See Batch Calculationsreturn_flows requires a precision calculation mode for the LifeTable contract and Pure financial annuities (ir.a(), ir.ä()) for pure-financial aggregate flows.

Querying individual rates#

Use get_rate(t) to retrieve the spot rate applying at any instant. For piecewise curves this returns the rate of the segment containing t; for constant curves it always returns the single rate. The call is vectorised: pass a list or array to get all rates at once.

Segment boundaries (junction times): piecewise segments are left-closed intervals \([T_{k-1}, T_k]\) where \(T_0 = 0\) and \(T_k\) is the cumulative end of segment \(k\).

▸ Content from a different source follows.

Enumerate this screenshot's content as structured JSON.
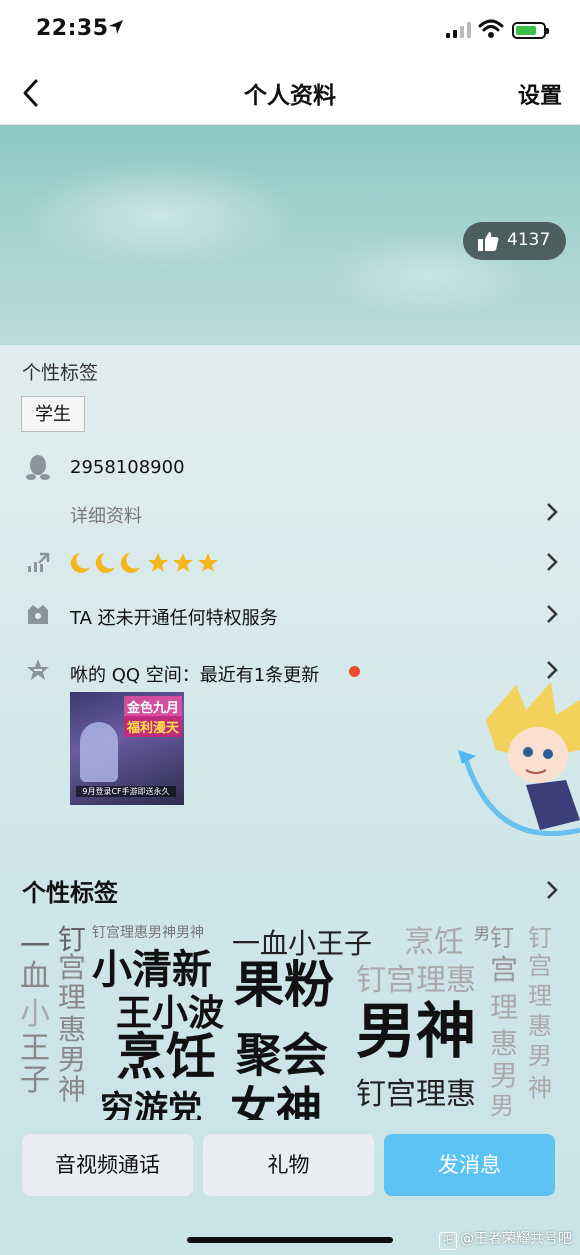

At an exact junction \(t = T_k\), get_rate returns the rate of the segment ending at \(T_k\) (not the next segment). Internally this follows numpy.searchsorted(cum_terms, t, side='left'), consistent with get_segment_info and discount compounding in vn().

from lactuca import InterestRate

ir = InterestRate(terms=[5, 5], rates=[0.02, 0.03, 0.04])

print(ir.get_rate(2))                    # 0.02  (first segment)
print(ir.get_rate(3.5))                  # 0.02  (fractional t, still in first segment)
print(ir.get_rate(5))                    # 0.02  (junction: still first segment)
print(ir.get_rate(7))                    # 0.03  (second segment)
print(ir.get_rate([2, 7, 12]))           # [0.02 0.03 0.04]
print(ir.get_rate([0.5, 5.5, 10.5]))     # [0.02 0.03 0.04]  (fractional t values)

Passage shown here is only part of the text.